Despite being hit by two consecutive cyclones at the start of 2023, Vanuatu continues to show a strong sense of resilience in adapting to the impacts of climate change.
Their resilience is evident in their acknowledgement that a central part of dealing with the changes is maintaining a solid connection to the land and what it gives.
Communities shared these sentiments in Vanuatu with The University of the South Pacific’s Pacific Ocean and Climate Crisis Assessment (POCCA) team during their August 13-19 visit.
Community engagement participants in Santo and Port Vila openly share how they continue to rely on traditional materials for their housing and medicine.
This was evident when POCCA team members observed the numerous amounts of thatched roofs currently present in the communities they visited.
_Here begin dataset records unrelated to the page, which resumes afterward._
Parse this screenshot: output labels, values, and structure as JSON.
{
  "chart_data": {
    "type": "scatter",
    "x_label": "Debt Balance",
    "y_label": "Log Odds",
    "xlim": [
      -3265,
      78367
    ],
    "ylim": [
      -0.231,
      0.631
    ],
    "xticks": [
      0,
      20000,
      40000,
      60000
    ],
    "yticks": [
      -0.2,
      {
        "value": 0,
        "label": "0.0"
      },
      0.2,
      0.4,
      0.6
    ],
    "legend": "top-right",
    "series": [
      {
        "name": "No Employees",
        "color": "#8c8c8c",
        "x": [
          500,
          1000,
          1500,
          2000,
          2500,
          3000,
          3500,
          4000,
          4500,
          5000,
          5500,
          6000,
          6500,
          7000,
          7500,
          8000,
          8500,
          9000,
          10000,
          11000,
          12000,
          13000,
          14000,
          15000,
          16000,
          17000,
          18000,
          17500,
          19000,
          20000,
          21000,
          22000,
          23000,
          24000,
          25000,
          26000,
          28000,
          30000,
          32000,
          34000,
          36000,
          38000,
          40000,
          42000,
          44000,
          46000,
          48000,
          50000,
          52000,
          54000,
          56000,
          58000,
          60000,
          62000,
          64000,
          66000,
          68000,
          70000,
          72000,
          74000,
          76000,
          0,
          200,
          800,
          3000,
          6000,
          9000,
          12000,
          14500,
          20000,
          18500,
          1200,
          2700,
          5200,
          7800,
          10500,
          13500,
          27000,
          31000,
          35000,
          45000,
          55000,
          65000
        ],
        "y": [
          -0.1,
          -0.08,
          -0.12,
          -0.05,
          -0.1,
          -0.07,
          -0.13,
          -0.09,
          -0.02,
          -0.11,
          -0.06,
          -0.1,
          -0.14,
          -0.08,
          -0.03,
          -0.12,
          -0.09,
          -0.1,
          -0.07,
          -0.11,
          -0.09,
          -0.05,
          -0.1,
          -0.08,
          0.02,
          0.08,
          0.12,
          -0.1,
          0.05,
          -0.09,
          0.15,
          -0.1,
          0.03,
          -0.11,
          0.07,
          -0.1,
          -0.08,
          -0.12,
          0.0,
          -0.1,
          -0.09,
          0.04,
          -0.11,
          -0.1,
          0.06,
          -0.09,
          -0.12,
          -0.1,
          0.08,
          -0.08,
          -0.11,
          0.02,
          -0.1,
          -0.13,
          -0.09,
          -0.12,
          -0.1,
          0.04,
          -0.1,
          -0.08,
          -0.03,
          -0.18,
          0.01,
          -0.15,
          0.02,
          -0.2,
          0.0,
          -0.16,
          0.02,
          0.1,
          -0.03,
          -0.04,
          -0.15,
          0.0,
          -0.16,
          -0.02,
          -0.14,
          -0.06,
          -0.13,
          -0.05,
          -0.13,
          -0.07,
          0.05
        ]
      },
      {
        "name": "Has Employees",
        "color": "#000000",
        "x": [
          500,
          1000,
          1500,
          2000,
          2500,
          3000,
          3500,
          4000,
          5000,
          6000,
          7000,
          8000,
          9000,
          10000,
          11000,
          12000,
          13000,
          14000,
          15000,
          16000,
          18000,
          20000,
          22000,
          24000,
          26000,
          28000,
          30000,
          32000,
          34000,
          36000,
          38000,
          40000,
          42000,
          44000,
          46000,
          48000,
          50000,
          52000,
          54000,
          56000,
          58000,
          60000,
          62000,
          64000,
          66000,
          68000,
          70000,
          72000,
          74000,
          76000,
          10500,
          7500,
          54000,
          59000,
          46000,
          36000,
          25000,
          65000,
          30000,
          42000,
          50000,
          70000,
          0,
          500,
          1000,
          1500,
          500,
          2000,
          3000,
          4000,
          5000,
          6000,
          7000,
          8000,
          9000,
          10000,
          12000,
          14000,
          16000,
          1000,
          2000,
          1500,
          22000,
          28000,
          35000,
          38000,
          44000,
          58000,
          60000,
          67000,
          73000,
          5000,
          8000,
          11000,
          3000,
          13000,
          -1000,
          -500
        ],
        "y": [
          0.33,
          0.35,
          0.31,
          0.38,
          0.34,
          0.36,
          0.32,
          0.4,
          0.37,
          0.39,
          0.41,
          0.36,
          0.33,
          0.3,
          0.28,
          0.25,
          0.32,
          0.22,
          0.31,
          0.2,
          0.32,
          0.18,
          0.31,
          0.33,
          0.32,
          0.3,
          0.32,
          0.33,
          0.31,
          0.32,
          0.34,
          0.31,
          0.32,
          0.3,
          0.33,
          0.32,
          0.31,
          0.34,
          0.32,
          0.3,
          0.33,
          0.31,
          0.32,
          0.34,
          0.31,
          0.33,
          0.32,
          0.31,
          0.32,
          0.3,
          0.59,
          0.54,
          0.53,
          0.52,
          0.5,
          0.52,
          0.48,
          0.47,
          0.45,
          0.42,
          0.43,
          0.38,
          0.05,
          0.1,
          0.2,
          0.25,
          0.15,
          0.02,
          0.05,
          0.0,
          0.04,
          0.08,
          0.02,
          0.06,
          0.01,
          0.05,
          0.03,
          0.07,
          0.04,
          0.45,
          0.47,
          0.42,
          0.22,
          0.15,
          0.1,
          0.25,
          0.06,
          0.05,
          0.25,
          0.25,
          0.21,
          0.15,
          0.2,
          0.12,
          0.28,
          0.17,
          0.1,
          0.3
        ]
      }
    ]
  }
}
Despite the introduction of modern materials, they feel that the traditional material, which is still in abundance, is a cheaper option, easy to build, able to keep occupants cool during the summertime and strong enough to withstand any heavy downpour.
Community members emphasised how these materials needed to be protected for the sake of future generations.
Despite their positivity, the people the team spoke to have admitted extreme weather patterns, such as the two cyclones that hit early this year, are starting to appear more often.
However, they feel that these are a direct result of human activity to which small Pacific Island States such as Vanuatu are becoming an innocent victim.
When it comes to food, this is only affected during any cyclone, however, having the ability to bounce back and rely on whatever they have grown is critical to their survival.
Community members of Santo and Port Vila are proud of what they currently have; however, they fear that their traditional materials might not last long if human activities continue to have an impact on their existence.
Vanuatu is the fifth country visited by the USP POCCA team after Fiji, Tuvalu, Nauru and Kiribati.
The POCCA Project is a three-year project funded by the Ministry of Foreign Affairs and Trade (MFAT), New Zealand co-partnered by the Pacific Centre for Environment and Sustainable Development (PaCE-SD), University of South Pacific (USP) and the Macmillan Brown Centre for Pacific Studies, University of Canterbury (UC) under separate grant funding arrangements.